A similar approach was introduced in Wales in 2015. Our colleagues at Shelter Cymru have been very clear that the law change alone was not enough to achieve the necessary cultural shift. In Wales, the additional funding provided to councils (£5.6m the first year of 2015/16) has been instrumental in helping councils provide this more personalised service.
What funding is proposed in England?
Last week the Government announced that, if the law changes in England, councils will receive an additional £48m over the next three years to help them deliver this change. This is welcome, but is it enough for councils to deal with the growing numbers threatened with homelessness?
An immediate cause for concern is the way in which the proposed funding is to be introduced, and then quickly removed. We’re worried that its short term nature won’t grasp the challenge ahead.
What is the challenge between now and 2020?
Councils will receive the majority of this new funding – £35m – in 2017/18. This represents a significant increase on the £80m a year currently provided to councils to prevent homelessness (via un-ring-fenced Homelessness Prevention Grant). But councils will have many more people to assist, and additional statutory duties.
The funding then drops to £12m in 2018/19 and then to zero in 2019/20. This is despite the fact that all forms of homelessness have been rising since 2009/10, and there is no reason to think that fewer people will need help by 2020.
It is likely that homelessness will rise in the next few years. By far the largest cause of homelessness is people being unable to find somewhere else to live when their private tenancy ends. This isn’t going to go away as an issue. In fact, our analysis shows that by 2020, four-fifths of local authority areas will be unaffordable to people claiming housing benefit. This suggests that more people will be coming through the doors of councils, not fewer.
In addition, this funding arrangement does not seem to recognise how the new support will work, and why ongoing funding is needed to keep it working. The way that most homelessness has been prevented in Wales is by finding households somewhere else to live. Under the terms of the English legislation, this could be via a six-month tenancy. At the end of this six-month period, families may well need further help to avoid homelessness again.
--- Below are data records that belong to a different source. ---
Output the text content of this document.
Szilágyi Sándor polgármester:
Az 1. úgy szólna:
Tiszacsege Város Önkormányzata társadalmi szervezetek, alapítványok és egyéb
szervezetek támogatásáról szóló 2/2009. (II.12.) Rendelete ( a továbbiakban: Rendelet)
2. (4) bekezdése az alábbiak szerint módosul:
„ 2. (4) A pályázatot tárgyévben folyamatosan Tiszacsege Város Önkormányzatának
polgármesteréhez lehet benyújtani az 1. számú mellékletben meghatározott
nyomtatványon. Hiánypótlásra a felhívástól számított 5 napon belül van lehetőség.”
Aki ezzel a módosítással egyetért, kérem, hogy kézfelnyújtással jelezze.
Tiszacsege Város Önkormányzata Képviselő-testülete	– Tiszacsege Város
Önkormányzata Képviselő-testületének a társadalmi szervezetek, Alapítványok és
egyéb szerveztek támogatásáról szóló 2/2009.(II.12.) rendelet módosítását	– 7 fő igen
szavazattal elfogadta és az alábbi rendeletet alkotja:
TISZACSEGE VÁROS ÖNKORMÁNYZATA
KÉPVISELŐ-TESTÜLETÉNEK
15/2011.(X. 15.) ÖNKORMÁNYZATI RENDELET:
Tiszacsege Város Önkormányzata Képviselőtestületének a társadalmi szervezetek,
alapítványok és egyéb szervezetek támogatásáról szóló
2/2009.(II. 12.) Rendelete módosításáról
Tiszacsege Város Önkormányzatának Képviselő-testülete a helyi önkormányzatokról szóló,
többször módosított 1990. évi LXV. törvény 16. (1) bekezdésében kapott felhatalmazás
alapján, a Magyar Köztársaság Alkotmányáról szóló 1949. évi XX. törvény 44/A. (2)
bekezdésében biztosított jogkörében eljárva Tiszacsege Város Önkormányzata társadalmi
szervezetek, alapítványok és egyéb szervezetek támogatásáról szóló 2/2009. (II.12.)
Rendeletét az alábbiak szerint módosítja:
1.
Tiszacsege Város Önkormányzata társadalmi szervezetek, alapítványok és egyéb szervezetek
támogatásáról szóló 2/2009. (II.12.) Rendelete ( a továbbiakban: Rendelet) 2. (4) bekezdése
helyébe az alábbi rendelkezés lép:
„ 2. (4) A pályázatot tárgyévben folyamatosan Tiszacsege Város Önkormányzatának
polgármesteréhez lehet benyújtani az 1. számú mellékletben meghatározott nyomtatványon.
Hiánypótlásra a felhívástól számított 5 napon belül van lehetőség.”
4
Within our broken housing market, it is quite possible that those helped in 2017/18, may have to return for further help a year or so later.
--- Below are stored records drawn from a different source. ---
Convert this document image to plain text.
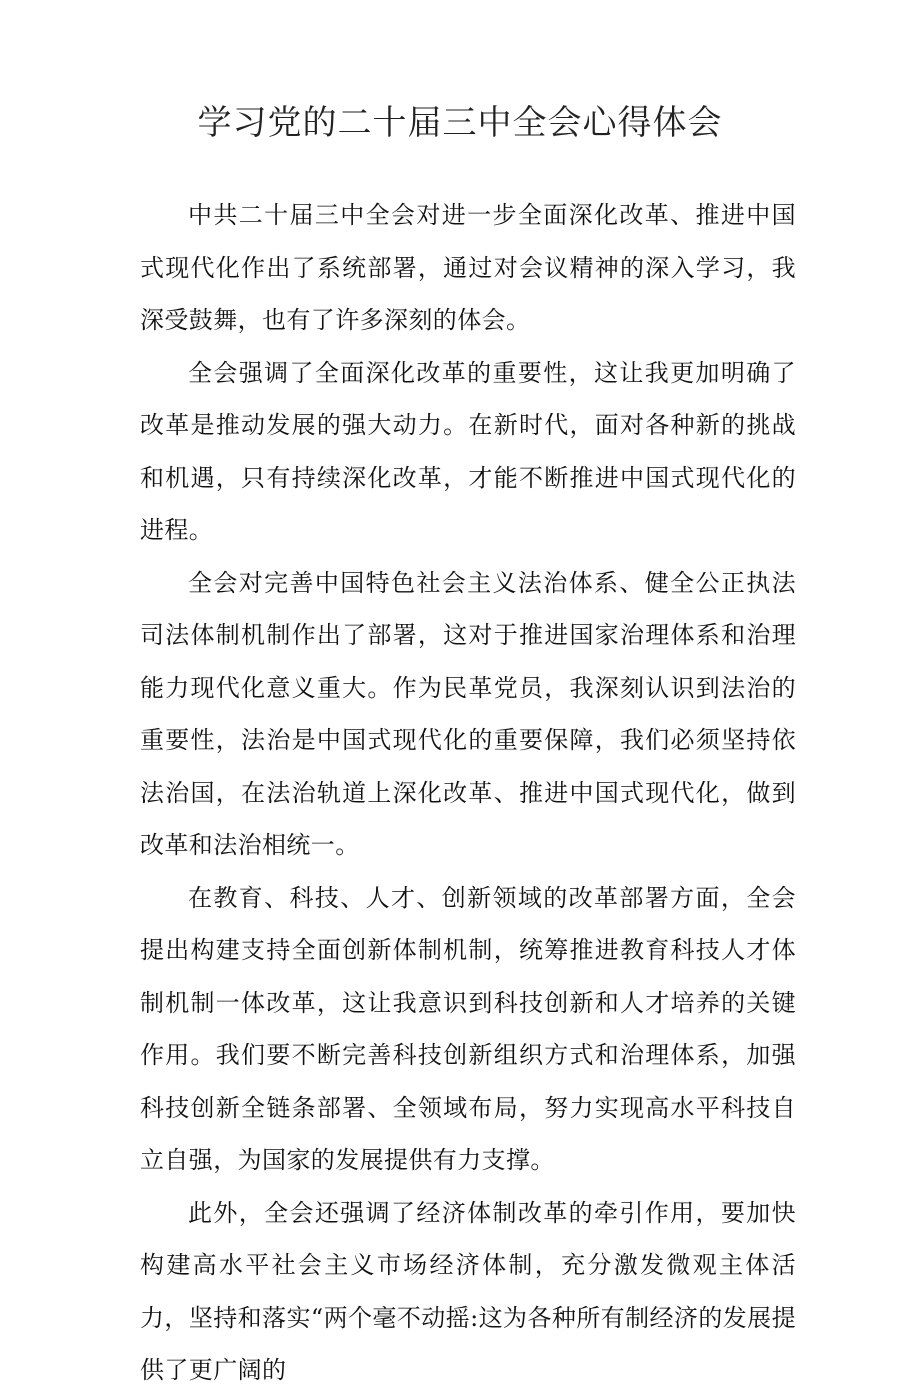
学习党的二十届三中全会心得体会

中共二十届三中全会对进一步全面深化改革、推进中国式现代化作出了系统部署，通过对会议精神的深入学习，我深受鼓舞，也有了许多深刻的体会。

全会强调了全面深化改革的重要性，这让我更加明确了改革是推动发展的强大动力。在新时代，面对各种新的挑战和机遇，只有持续深化改革，才能不断推进中国式现代化的进程。

全会对完善中国特色社会主义法治体系、健全公正执法司法体制机制作出了部署，这对于推进国家治理体系和治理能力现代化意义重大。作为民革党员，我深刻认识到法治的重要性，法治是中国式现代化的重要保障，我们必须坚持依法治国，在法治轨道上深化改革、推进中国式现代化，做到改革和法治相统一。

在教育、科技、人才、创新领域的改革部署方面，全会提出构建支持全面创新体制机制，统筹推进教育科技人才体制机制一体改革，这让我意识到科技创新和人才培养的关键作用。我们要不断完善科技创新组织方式和治理体系，加强科技创新全链条部署、全领域布局，努力实现高水平科技自立自强，为国家的发展提供有力支撑。

此外，全会还强调了经济体制改革的牵引作用，要加快构建高水平社会主义市场经济体制，充分激发微观主体活力，坚持和落实“两个毫不动摇:这为各种所有制经济的发展提供了更广阔的
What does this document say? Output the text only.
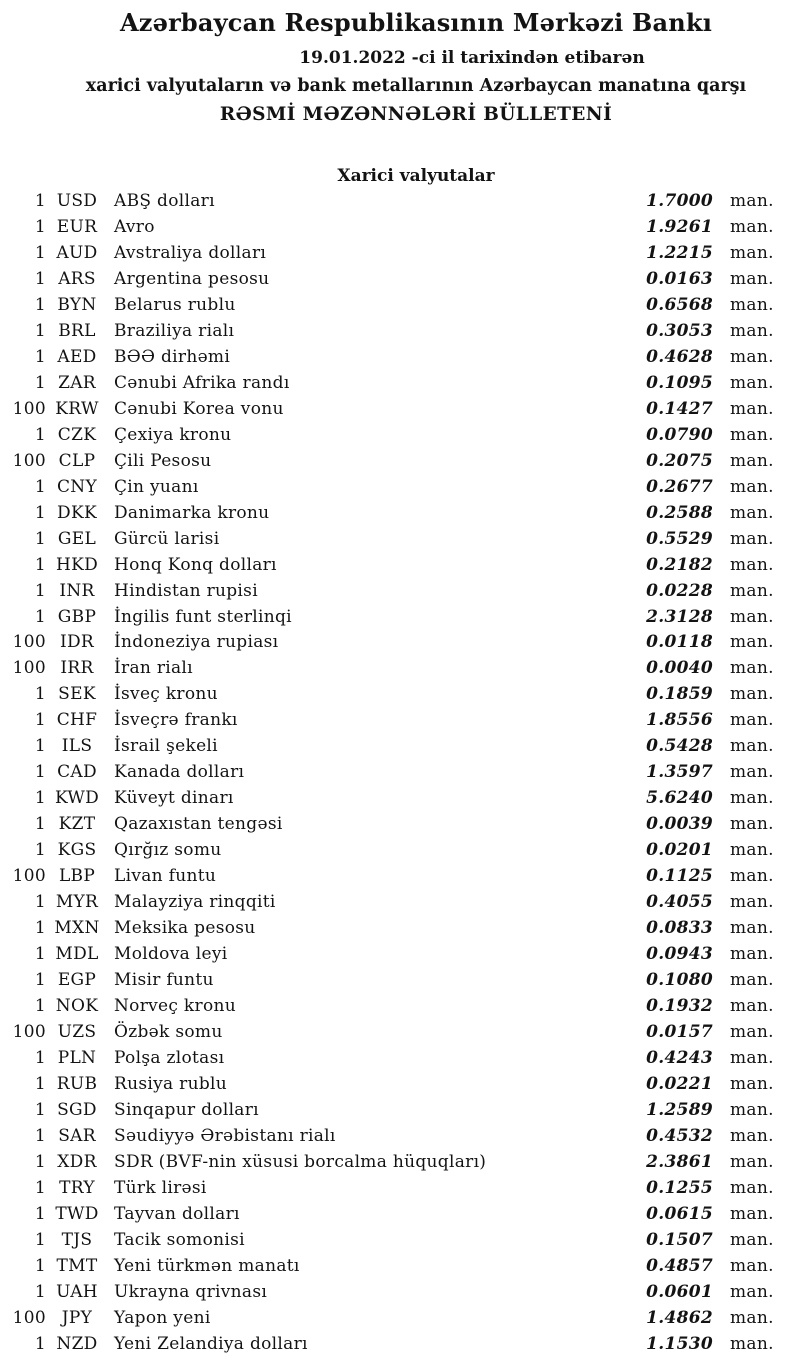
Azərbaycan Respublikasının Mərkəzi Bankı
19.01.2022 -ci il tarixindən etibarən
xarici valyutaların və bank metallarının Azərbaycan manatına qarşı
RƏSMİ MƏZƏNNƏLƏRİ BÜLLETENİ
Xarici valyutalar
1 USD ABŞ dolları	1.7000	man.
1 EUR Avro	1.9261	man.
1 AUD Avstraliya dolları	1.2215	man.
1 ARS	Argentina pesosu	0.0163	man.
1 BYN	Belarus rublu	0.6568	man.
1 BRL	Braziliya rialı	0.3053	man.
1 AED	BƏƏ dirhəmi	0.4628	man.
1 ZAR	Cənubi Afrika randı	0.1095	man.
100 KRW Cənubi Korea vonu	0.1427	man.
1 CZK	Çexiya kronu	0.0790	man.
100 CLP	Çili Pesosu	0.2075	man.
1 CNY	Çin yuanı	0.2677	man.
1 DKK	Danimarka kronu	0.2588	man.
1 GEL	Gürcü larisi	0.5529	man.
1 HKD Honq Konq dolları	0.2182	man.
1 INR	Hindistan rupisi	0.0228	man.
1 GBP	İngilis funt sterlinqi	2.3128	man.
100 IDR	İndoneziya rupiası	0.0118	man.
100 IRR	İran rialı	0.0040	man.
1 SEK	İsveç kronu	0.1859	man.
1 CHF İsveçrə frankı	1.8556	man.
1 ILS	İsrail şekeli	0.5428	man.
1 CAD	Kanada dolları	1.3597	man.
1 KWD Küveyt dinarı	5.6240	man.
1 KZT	Qazaxıstan tengəsi	0.0039	man.
1 KGS	Qırğız somu	0.0201	man.
100 LBP	Livan funtu	0.1125	man.
1 MYR Malayziya rinqqiti	0.4055	man.
1 MXN Meksika pesosu	0.0833	man.
1 MDL Moldova leyi	0.0943	man.
1 EGP	Misir funtu	0.1080	man.
1 NOK Norveç kronu	0.1932	man.
100 UZS	Özbək somu	0.0157	man.
1 PLN	Polşa zlotası	0.4243	man.
1 RUB Rusiya rublu	0.0221	man.
1 SGD	Sinqapur dolları	1.2589	man.
1 SAR	Səudiyyə Ərəbistanı rialı	0.4532	man.
1 XDR	SDR (BVF-nin xüsusi borcalma hüquqları)	2.3861	man.
1 TRY	Türk lirəsi	0.1255	man.
1 TWD Tayvan dolları	0.0615	man.
1 TJS	Tacik somonisi	0.1507	man.
1 TMT Yeni türkmən manatı	0.4857	man.
1 UAH Ukrayna qrivnası	0.0601	man.
100 JPY	Yapon yeni	1.4862	man.
1 NZD Yeni Zelandiya dolları	1.1530	man.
So we are facing a situation where by 2020, the pool of affordable homes will be smaller, benefit cuts will be deeper and some of those already helped will be again be threatened with repeat homelessness. But by then, the funding available to respond to all this will be gone. In contrast, the Welsh Government followed up its initial £5.6m funding with £3m in the second year and £2.8m in the third year (2017/18).
What needs to be done?
We’ve always said that no amount of legislation is going to reduce homelessness if there aren’t the stable, affordable family homes to help people into. To help councils deal with this crisis in the long-term the Government must commit to building homes that people on lower incomes can actually afford to live in.
But if this Bill is going to start to address the problems we face right now, then councils will need to be able to respond – whether this is by helping people overcome affordability problems in their current home, incentivising landlords to accommodate people in a tough rental market or covering increasing rents and costs. For this, councils need meaningful financial resources.
Councils will also need the staff to spend time with people to ensure a more personalised approach, help people find landlords willing to house them and work closely with other agencies, such as health and social services to strategically prevent the threat of homelessness.
We support the call of the Local Government Association for the Government to commit a review of the Bill’s impact two years after implementation, to assess whether the legislation and implementation funding is delivering on its ambition to improve services, options and outcomes for people threatened with homelessness.